“Most shark researchers think incompletely, not wrongly,” he said.
One of the co-authors of Dr. Clua, John Linnell of the Norwegian Institute for Natural Research, examines human conflicts with predators on land and admits that he is not a “shark”. Land robbers sometimes pursue and attack people until they are killed, he said.
Recent history is full of such examples, some of which are almost mythical. Two male lions, nicknamed “The Spirit” and “The Darkness”, were accused of killing dozens of people in southwestern Kenya in 1898. These lions were chased and shot by hunters. A decade later, a Bengal tigress named “Champawat Tiger” is said to have killed 436 people in Nepal and India. A hunter killed them too.
Craig Packer, founder of the Lion Center at the University of Minnesota, said these stories were true, although they were certainly embellished by colonial writers for readers in the UK. Dr. Packer has studied man-eating lions in Tanzania and compared the phenomenon to an “outbreak” that can spread through pride or be taught by the mother to cubs.
“Every now and then one of them finds out we have a free lunch,” he said.
Biteprinting won’t be as simple as sending hunters into the field to take out a tiger with a taste for human flesh, admits Dr. Linnell a. But he said that “anything is better than the current unselective mass murder response.” If humans responded to bears the way they did to sharks, Dr. Linnell, it would be like “going into the woods and randomly shooting the first 1,000 animals you see”.
However people react when shark attacks occur, Dr. Shiffman recalled that such incidents are rare. According to the International Shark Attack File at the University of Florida, there were 64 unprovoked attacks on humans and 41 provoked attacks, meaning that a person “in some way initiates interaction with a shark” in the past year.
Five of the attacks were fatal. Falling trees kill more people each year in the United States.
While shark attacks are uncommon, so are shark culls, though a prominent surfer recently claimed one on Reunion Island in the Indian Ocean, where bull sharks live. Instead, some countries use shark nets, similar to fences, beyond the surf on popular beaches.

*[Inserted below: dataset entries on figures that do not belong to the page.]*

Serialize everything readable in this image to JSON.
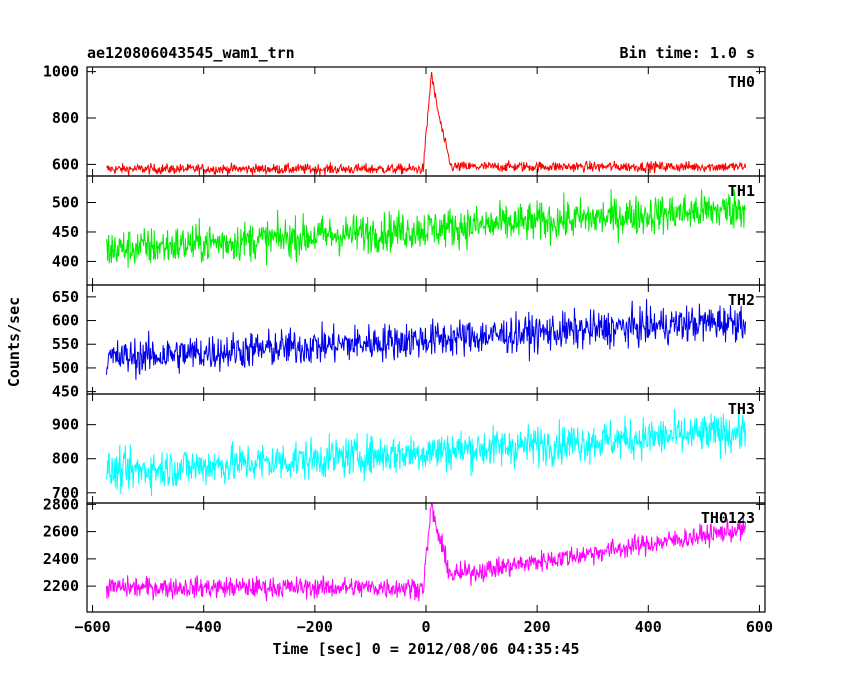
{
  "chart_data": {
    "type": "line",
    "title_left": "ae120806043545_wam1_trn",
    "title_right": "Bin time: 1.0 s",
    "xlabel": "Time [sec] 0 = 2012/08/06 04:35:45",
    "ylabel": "Counts/sec",
    "xlim": [
      -610,
      610
    ],
    "xticks": [
      -600,
      -400,
      -200,
      0,
      200,
      400,
      600
    ],
    "x_range": [
      -575,
      575
    ],
    "panels": [
      {
        "name": "TH0",
        "color": "#ff0000",
        "ylim": [
          550,
          1020
        ],
        "yticks": [
          600,
          800,
          1000
        ],
        "baseline_start": 580,
        "baseline_end": 590,
        "noise": 16,
        "peak": {
          "x": 10,
          "value": 1000
        },
        "post_drop": 590
      },
      {
        "name": "TH1",
        "color": "#00ee00",
        "ylim": [
          360,
          545
        ],
        "yticks": [
          400,
          450,
          500
        ],
        "baseline_start": 420,
        "baseline_end": 490,
        "noise": 24
      },
      {
        "name": "TH2",
        "color": "#0000ee",
        "ylim": [
          445,
          675
        ],
        "yticks": [
          450,
          500,
          550,
          600,
          650
        ],
        "baseline_start": 520,
        "baseline_end": 600,
        "noise": 28
      },
      {
        "name": "TH3",
        "color": "#00ffff",
        "ylim": [
          670,
          990
        ],
        "yticks": [
          700,
          800,
          900
        ],
        "baseline_start": 760,
        "baseline_end": 880,
        "noise": 42
      },
      {
        "name": "TH0123",
        "color": "#ff00ff",
        "ylim": [
          2010,
          2810
        ],
        "yticks": [
          2200,
          2400,
          2600,
          2800
        ],
        "baseline_start": 2190,
        "baseline_end": 2620,
        "noise": 55,
        "peak": {
          "x": 10,
          "value": 2800
        },
        "post_drop": 2280
      }
    ]
  }
}
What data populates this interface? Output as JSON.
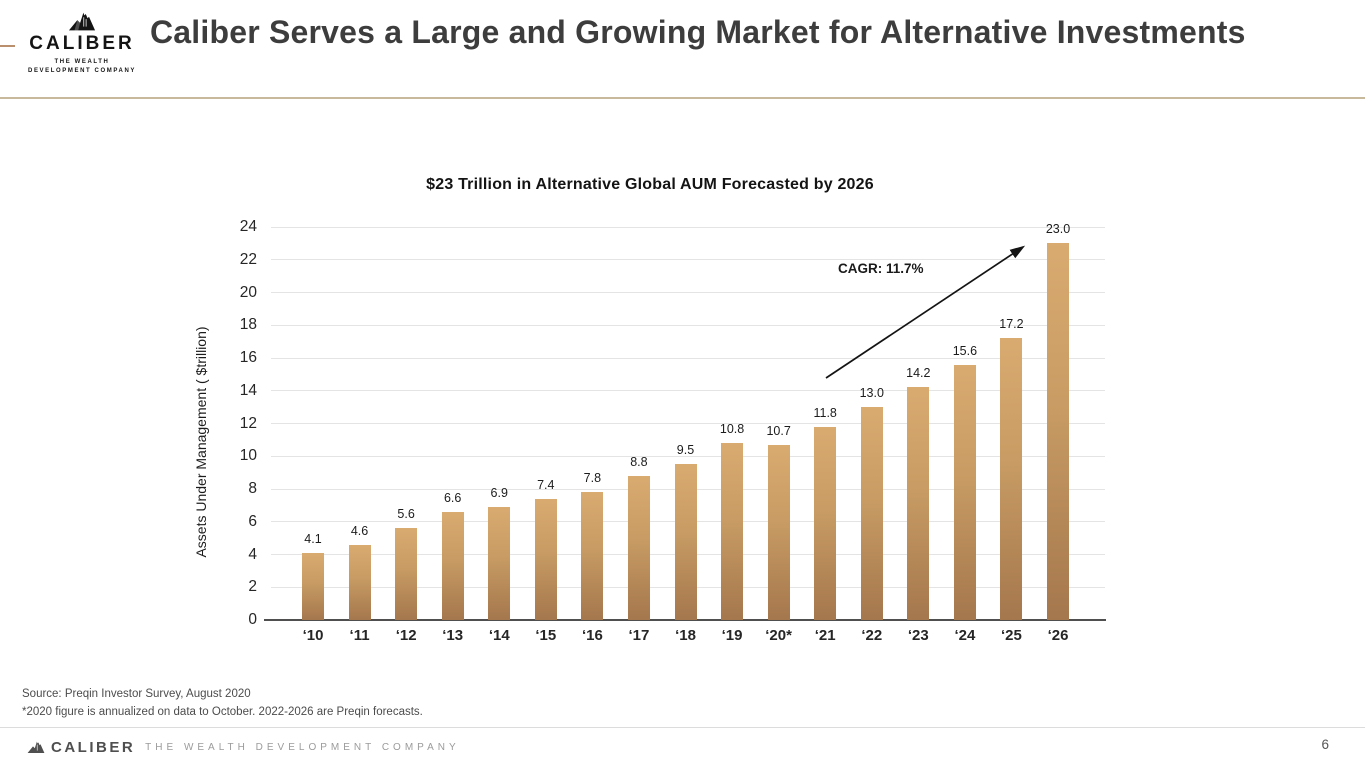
{
  "header": {
    "logo_name": "CALIBER",
    "logo_tagline": "THE WEALTH DEVELOPMENT COMPANY",
    "title": "Caliber Serves a Large and Growing Market for Alternative Investments"
  },
  "chart_data": {
    "type": "bar",
    "title": "$23 Trillion in Alternative Global AUM Forecasted by 2026",
    "xlabel": "",
    "ylabel": "Assets Under Management ( $trillion)",
    "categories": [
      "‘10",
      "‘11",
      "‘12",
      "‘13",
      "‘14",
      "‘15",
      "‘16",
      "‘17",
      "‘18",
      "‘19",
      "‘20*",
      "‘21",
      "‘22",
      "‘23",
      "‘24",
      "‘25",
      "‘26"
    ],
    "values": [
      4.1,
      4.6,
      5.6,
      6.6,
      6.9,
      7.4,
      7.8,
      8.8,
      9.5,
      10.8,
      10.7,
      11.8,
      13.0,
      14.2,
      15.6,
      17.2,
      23.0
    ],
    "ylim": [
      0,
      24
    ],
    "ytick_step": 2,
    "grid": true,
    "legend": "none",
    "annotation": "CAGR: 11.7%",
    "bar_color_top": "#d9ab71",
    "bar_color_bottom": "#a5774d"
  },
  "source": {
    "line1": "Source: Preqin Investor Survey, August 2020",
    "line2": "*2020 figure is annualized on data to October. 2022-2026 are Preqin forecasts."
  },
  "footer": {
    "logo_name": "CALIBER",
    "tagline": "THE WEALTH DEVELOPMENT COMPANY",
    "page_number": "6"
  }
}
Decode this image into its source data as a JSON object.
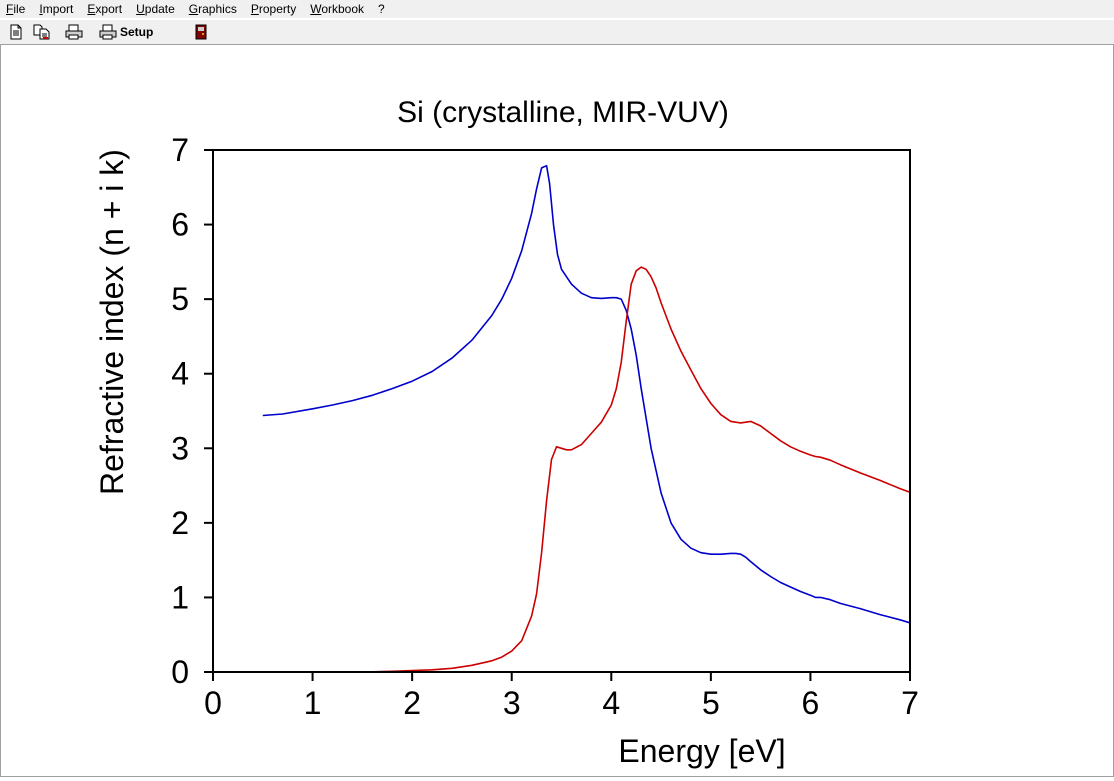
{
  "menu": {
    "items": [
      {
        "key": "F",
        "rest": "ile"
      },
      {
        "key": "I",
        "rest": "mport"
      },
      {
        "key": "E",
        "rest": "xport"
      },
      {
        "key": "U",
        "rest": "pdate"
      },
      {
        "key": "G",
        "rest": "raphics"
      },
      {
        "key": "P",
        "rest": "roperty"
      },
      {
        "key": "W",
        "rest": "orkbook"
      },
      {
        "key": "",
        "rest": "?"
      }
    ]
  },
  "toolbar": {
    "setup_label": "Setup",
    "icons": [
      "new-document-icon",
      "copy-document-icon",
      "print-icon",
      "printer-setup-icon",
      "exit-icon"
    ]
  },
  "chart_data": {
    "type": "line",
    "title": "Si (crystalline, MIR-VUV)",
    "xlabel": "Energy [eV]",
    "ylabel": "Refractive index (n + i k)",
    "xlim": [
      0,
      7
    ],
    "ylim": [
      0,
      7
    ],
    "xticks": [
      "0",
      "1",
      "2",
      "3",
      "4",
      "5",
      "6",
      "7"
    ],
    "yticks": [
      "0",
      "1",
      "2",
      "3",
      "4",
      "5",
      "6",
      "7"
    ],
    "grid": false,
    "legend": "none",
    "series": [
      {
        "color": "#0000cc",
        "x": [
          0.5,
          0.7,
          1.0,
          1.2,
          1.4,
          1.6,
          1.8,
          2.0,
          2.2,
          2.4,
          2.6,
          2.8,
          2.9,
          3.0,
          3.1,
          3.2,
          3.25,
          3.3,
          3.35,
          3.38,
          3.42,
          3.46,
          3.5,
          3.6,
          3.7,
          3.8,
          3.9,
          4.0,
          4.05,
          4.1,
          4.15,
          4.2,
          4.25,
          4.3,
          4.4,
          4.5,
          4.6,
          4.7,
          4.8,
          4.9,
          5.0,
          5.1,
          5.2,
          5.25,
          5.3,
          5.35,
          5.4,
          5.5,
          5.6,
          5.7,
          5.8,
          5.9,
          6.0,
          6.05,
          6.1,
          6.2,
          6.3,
          6.5,
          6.7,
          6.9,
          7.0
        ],
        "y": [
          3.44,
          3.46,
          3.53,
          3.58,
          3.64,
          3.71,
          3.8,
          3.9,
          4.03,
          4.21,
          4.45,
          4.78,
          5.0,
          5.28,
          5.65,
          6.15,
          6.48,
          6.76,
          6.79,
          6.55,
          6.0,
          5.6,
          5.4,
          5.2,
          5.08,
          5.02,
          5.01,
          5.02,
          5.02,
          5.0,
          4.85,
          4.6,
          4.25,
          3.8,
          3.0,
          2.4,
          2.0,
          1.78,
          1.66,
          1.6,
          1.58,
          1.58,
          1.59,
          1.59,
          1.58,
          1.54,
          1.48,
          1.37,
          1.28,
          1.2,
          1.14,
          1.08,
          1.03,
          1.0,
          1.0,
          0.97,
          0.92,
          0.85,
          0.77,
          0.7,
          0.66
        ]
      },
      {
        "color": "#cc0000",
        "x": [
          0.5,
          1.0,
          1.5,
          1.8,
          2.0,
          2.2,
          2.4,
          2.6,
          2.8,
          2.9,
          3.0,
          3.1,
          3.2,
          3.25,
          3.3,
          3.35,
          3.4,
          3.45,
          3.5,
          3.55,
          3.6,
          3.7,
          3.8,
          3.9,
          4.0,
          4.05,
          4.1,
          4.15,
          4.2,
          4.25,
          4.3,
          4.35,
          4.4,
          4.45,
          4.5,
          4.6,
          4.7,
          4.8,
          4.9,
          5.0,
          5.1,
          5.2,
          5.3,
          5.35,
          5.4,
          5.5,
          5.6,
          5.7,
          5.8,
          5.9,
          6.0,
          6.05,
          6.1,
          6.2,
          6.3,
          6.5,
          6.7,
          6.9,
          7.0
        ],
        "y": [
          0.0,
          0.0,
          0.0,
          0.01,
          0.02,
          0.03,
          0.05,
          0.09,
          0.15,
          0.2,
          0.28,
          0.42,
          0.75,
          1.05,
          1.6,
          2.3,
          2.85,
          3.02,
          3.0,
          2.98,
          2.98,
          3.05,
          3.2,
          3.35,
          3.58,
          3.8,
          4.15,
          4.7,
          5.2,
          5.38,
          5.43,
          5.4,
          5.3,
          5.15,
          4.95,
          4.6,
          4.3,
          4.05,
          3.8,
          3.6,
          3.45,
          3.36,
          3.34,
          3.35,
          3.36,
          3.3,
          3.2,
          3.1,
          3.02,
          2.96,
          2.91,
          2.89,
          2.88,
          2.84,
          2.78,
          2.67,
          2.57,
          2.46,
          2.41
        ]
      }
    ]
  }
}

Dangerous sharks get tangled in the nets, but so do harmless ones, such as dolphins, sea turtles and other marine life.
Instead of these methods, many beach authorities have adopted more humane methods of preventing extinction. Drones, airships, and tags connect to apps that warn lifeguards and bathers to stay away from beaches when sharks are nearby. And after two fatal attacks in New England in recent years, Cape Cod residents received tourniquet training.